There is only one right answer and the market has it. If you catch yourself thinking "The market should not have done that", or "I didn't expect the market to drop today" - then examine all of your open positions. You get paid for trading the market, not your opinion of what the market should be.

This rule is not always broken by the novice. It is ignored by experienced traders. It comes a s a shock after a string of winning trades. Quite suddenly you lose touch with the market. The temptation is to add to the losing position until the market finally comes to its senses and understands your view is the correct one.


RULE 10: Trade With The Crowd, Not Where It Has Been.

The objective is every trade is to move with the crowd, either as a bite out of a trend trade, or as part of a fast moving rally. Sometimes we will position ourselves in anticipation of the crowd movement.

On every price spike at the very top of a rally a single buyer has tried to trade where the crowd has been. We need to avoid that situation by trading in the direction the crowd is travelling.


RULE 11: Take What The Market Will Give You Rather Than What You Would Like It To Give You.

Many times the market does not behave as anticipated.
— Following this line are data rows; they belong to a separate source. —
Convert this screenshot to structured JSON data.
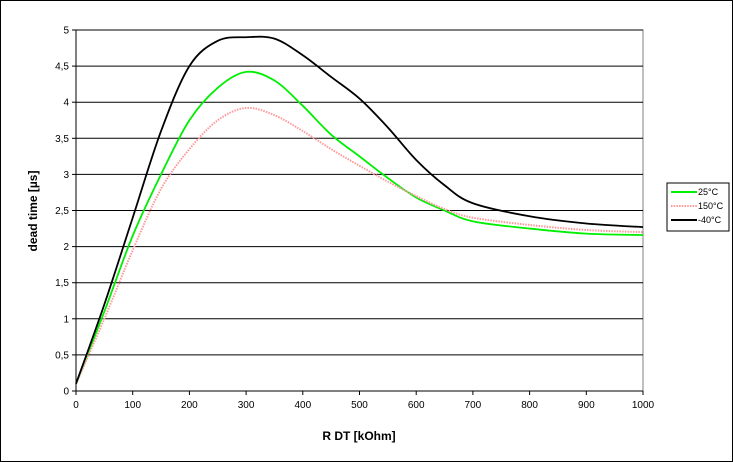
{
  "chart_data": {
    "type": "line",
    "title": "",
    "xlabel": "R DT [kOhm]",
    "ylabel": "dead time [µs]",
    "xlim": [
      0,
      1000
    ],
    "ylim": [
      0,
      5
    ],
    "x_ticks": [
      "0",
      "100",
      "200",
      "300",
      "400",
      "500",
      "600",
      "700",
      "800",
      "900",
      "1000"
    ],
    "y_ticks": [
      "0",
      "0,5",
      "1",
      "1,5",
      "2",
      "2,5",
      "3",
      "3,5",
      "4",
      "4,5",
      "5"
    ],
    "grid": "horizontal",
    "legend_position": "right",
    "series": [
      {
        "name": "25°C",
        "color": "#00ee00",
        "style": "solid",
        "x": [
          0,
          50,
          100,
          150,
          200,
          250,
          300,
          350,
          400,
          450,
          500,
          550,
          600,
          650,
          700,
          800,
          900,
          1000
        ],
        "y": [
          0.1,
          1.1,
          2.15,
          3.0,
          3.75,
          4.2,
          4.42,
          4.3,
          3.95,
          3.55,
          3.25,
          2.95,
          2.68,
          2.5,
          2.35,
          2.25,
          2.18,
          2.16
        ]
      },
      {
        "name": "150°C",
        "color": "#ff9999",
        "style": "dotted",
        "x": [
          0,
          50,
          100,
          150,
          200,
          250,
          300,
          350,
          400,
          450,
          500,
          550,
          600,
          650,
          700,
          800,
          900,
          1000
        ],
        "y": [
          0.1,
          1.0,
          1.95,
          2.8,
          3.35,
          3.75,
          3.92,
          3.82,
          3.6,
          3.35,
          3.12,
          2.9,
          2.7,
          2.52,
          2.4,
          2.3,
          2.23,
          2.2
        ]
      },
      {
        "name": "-40°C",
        "color": "#000000",
        "style": "solid",
        "x": [
          0,
          50,
          100,
          150,
          200,
          250,
          300,
          350,
          400,
          450,
          500,
          550,
          600,
          650,
          700,
          800,
          900,
          1000
        ],
        "y": [
          0.1,
          1.2,
          2.4,
          3.6,
          4.5,
          4.85,
          4.9,
          4.88,
          4.65,
          4.35,
          4.05,
          3.65,
          3.2,
          2.85,
          2.6,
          2.42,
          2.32,
          2.27
        ]
      }
    ]
  }
}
Carefully calculated profit targets are nearly reached, but the momentum slides away. By monitoring our open positions the trader should make a better judgement about the probability of his sell, or buy, order being filled.


If we do not sell, we find our open profits being eaten away by falling prices. If there are clear reasons for exiting the trade below our initial profit targets, then we should act on them.


Depending on the type of trade we are in, as defined by the answer to the question "I am in this trade because ...." we look for confirmation of the exit conditions.


RULE 12: Manage Every Trade Every Day.

Every single open position must be monitored and managed. Many times the management is no more difficult than peeking into a room to check the baby is sleeping well. At other times more serious action is required. If we lock the trade away in a bottom drawer we cannot tell when emergency action is needed.

Management comes from planning. At the end of each day bring up a new chart of the position and ask these six questions.

  • What was my trading plan?

  • Is it still valid?

  • If no, then what is my amended plan?

  • What were my exit plans?

  • Have these been triggered?

  • Are they close to being triggered?

A YES answer to the last two questions means you spend more time looking at this trade to decide if you need to take action on the next trading day.


RULE 13: Always Analyse Winners And Losers, But Never Agonize.

Assemble the objective circumstances and conditions that made each trade successful, whether it turned a healthy profit, or incurred a small loss.


We should not be concerned about the potential profits we could have made had we stayed with the trader for longer. To have stayed would make the trade a different trade, one that is outside of our planning process.


Study your trading errors so you can avoid repeating them.


RULE 14: Trading Is About Lifestyle, So We Can Do Without Stress.

Private trading is an optional choice. No one forces you to trade, or be involved in the market. If trading is unpleasant work then you can probably get similar returns with less stress and less risk from other occupations.


For myself, trading is about lifestyle. Successful trading allows me the time to pursue other activities.

Your objectives may be quite different, but remember trading is about lifestyle.


RULE 15: Be Humble

Never forget where you came from. The market can send you back there very quickly.